Castro shows old tactics
The Americas summit that ended here Saturday will almost certainly be remembered for its symbolism of reconciliation. President Obama and Cuban President Raúl Castro shook hands and sat down for talks. The region’s leaders cheered. It didn’t look that difficult.
But in the days building up to the encounter, at other events on the sidelines of the main summit, there were reminders that reconciliation between Cubans and Cubans will take much longer.
While Castro spoke warmly of Obama in his remarks and pledged a willingness to discuss “any issue” with the United States, Cuban government supporters went to extreme lengths to stifle the communist nation’s critics at parallel events during the week.
It was a sign of the degree to which President Obama’s opening to Cuba appears to have left it somewhat unsure how to handle growing pressures and expectations for change after 57 years of Castro rule.
But while Havana’s participation at the Summit and face-to-face engagement with the United States appeared new and forward-looking, its treatment of critics was not.
Cuba’s presence at the 35-nation gathering produced extraordinary scenes of contrast. At a swank hotel in one part of the city Thursday, communist officials invited U.S. business executives to visit the island and invest there, mixing with global corporate icons including Facebook chief executive Mark Zuckerberg and Mexican tycoon Carlos Slim.
But at another event for “civil society” groups where Cuban dissidents were invited to speak, chanting crowds led by Cuban officials disrupted the gathering, denouncing opponents of the communist government as “mercenaries” and “worms.”
Such tactics have been used for decades to silence and intimidate dissidents on the island, but their export to Panama was a jarring spectacle for other Latin Americans caught up in the scrum and the shoving.
Participants from other countries who came to deliver talks about women’s health or community security — topics that had nothing to do with Cuba — came away frustrated that the pro-Castro groups tried to monopolize the event and block the entrance.

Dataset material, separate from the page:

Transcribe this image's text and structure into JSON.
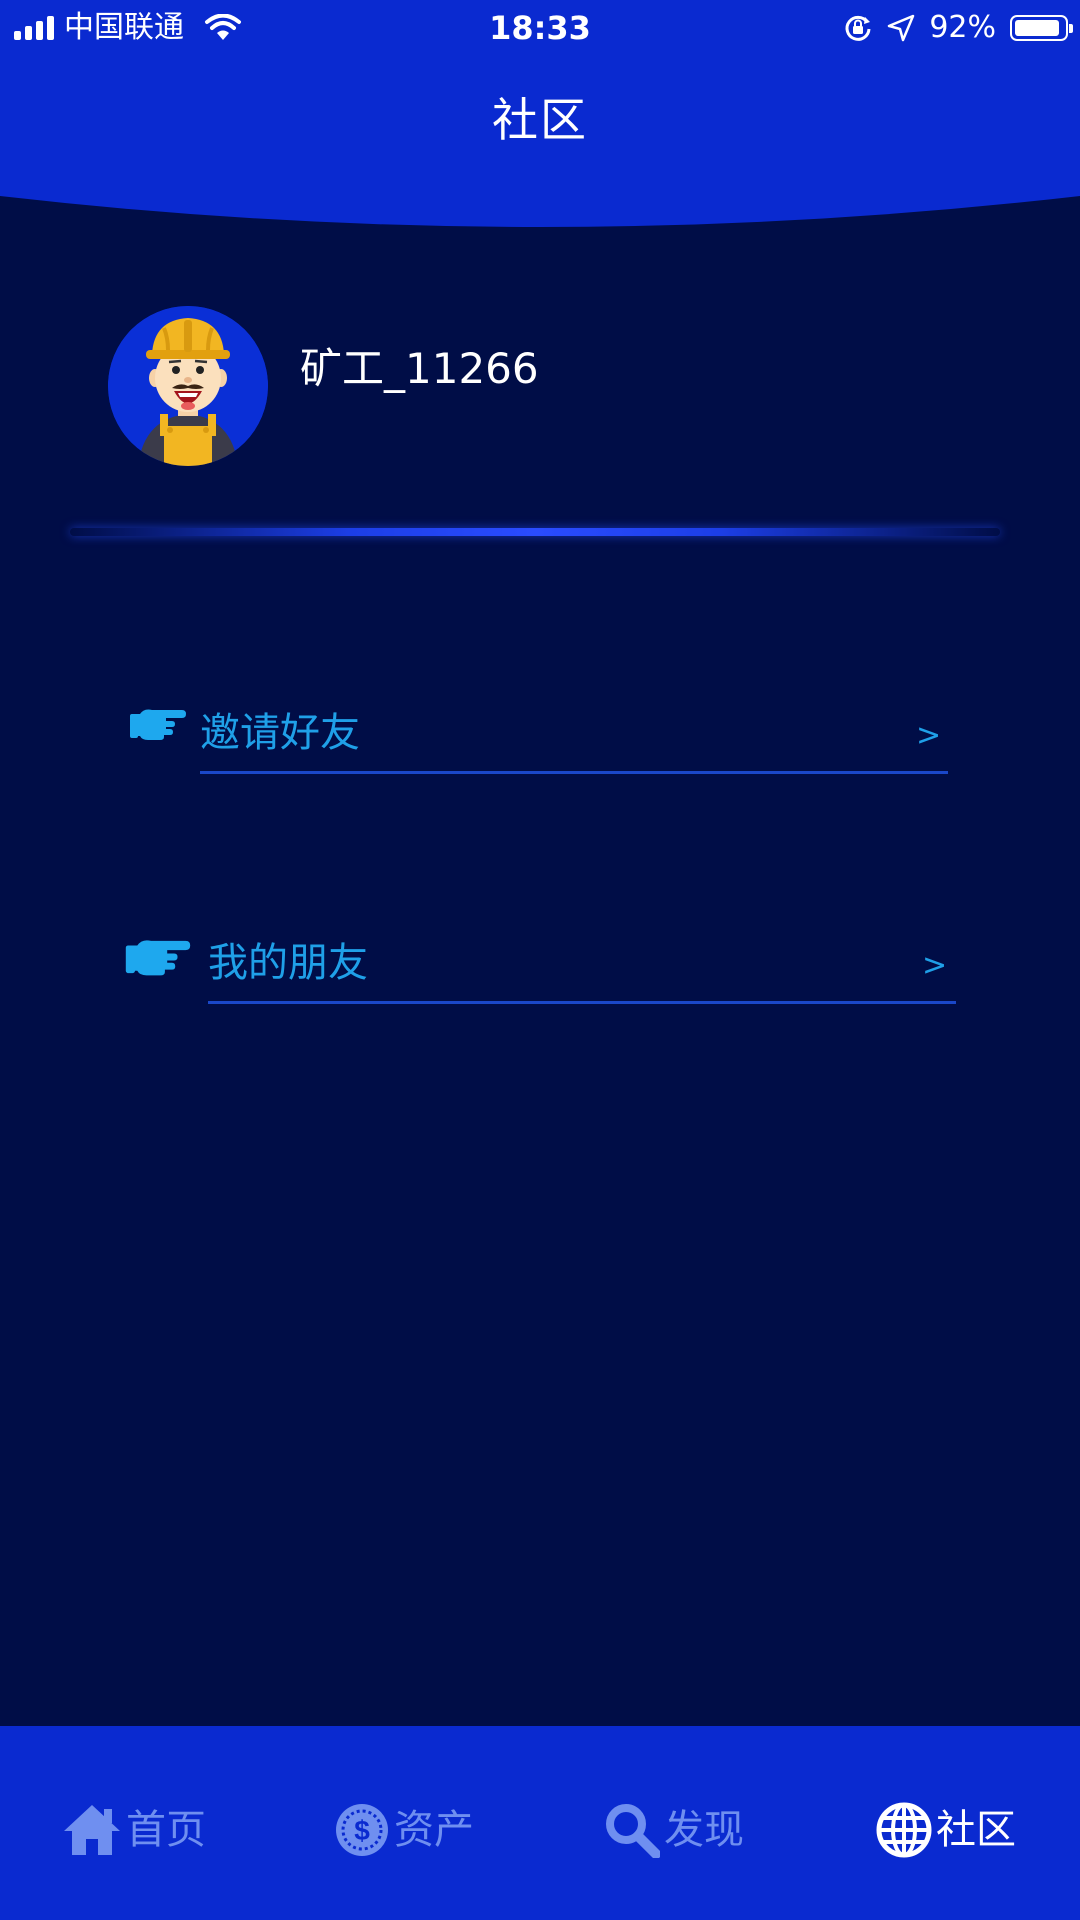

“Many who came to participate weren’t mad that someone was protesting — they were mad that the protesters weren’t letting others participate,” said Joy Olson, executive director of the Washington Office on Latin America (WOLA), who witnessed the scenes.
“Cuba has never participated in an event like this, and it felt like they don’t understand civil society or how to engage with it,” she said. “But this is part of the process of change.”
The pro-Castro delegation that came to Panama, led by prominent Cuban cultural figures, said event organizers denied credentials to several of the dozens of its members. It said U.S. diplomats had recruited Cuban dissidents favorable to the president’s Cuba policies to present them as representatives of “post-Castro civil society.”
The pro-Castro groups insisted that they were the “true” representatives of Cuban civil society.
U.S. officials said they were not surprised that the Cuban groups responded that way to the presence of the dissidents, whom Obama made a point of meeting when he attended the civil society forum.
“Strong nations don’t fear active citizens,” Obama told them. “Strong nations embrace and support and empower active citizens.”
“It’s not as if active citizens are always right — they’re not,” he continued. “Sometimes people start yelling at me or arguing at me, and, I think, you don’t know what you’re talking about. But sometimes they do. And the question is not whether they’re always right; the question is, do you have a society in which that conversation, that debate can be tested and ideas are tested in the marketplace.”
In recent years, and with official encouragement from Raúl Castro, Cubans have begun to speak more critically of their government, and the island’s dissident activists find ways to publish their views and reach larger audiences than ever before.
But the Castro government draws a clear line against any form of assembly or public protest, and the Communist Party remains the only legal political party on the island. Cuban security agents use short-term detentions to prevent demonstrations against the government, but far fewer government opponents are kept in prison for long sentences as they were in the past.
Critics of Obama’s new course with Cuba say he’s rewarding Castro without guaranteeing concessions on democratic reforms. But U.S. officials say their new approach, and especially expanded trade with the island, will bring the kinds of political changes that five decades of broken relations failed to achieve.
Cuba’s political culture, known for its heated argument, passionate gesticulation and short tempers, has not been known for tolerance and civil discourse. Faced with U.S. sanctions and hostility, the Castro government has stifled dissident for years in the name of Cuban “unity,” viewing political disagreement as a threat to the country’s stability. If Obama’s open hand and easing tensions have made the government more willing than ever to listen to criticism and opposing viewpoints, as Castro told him, it wasn’t the message that came through outside the summit halls.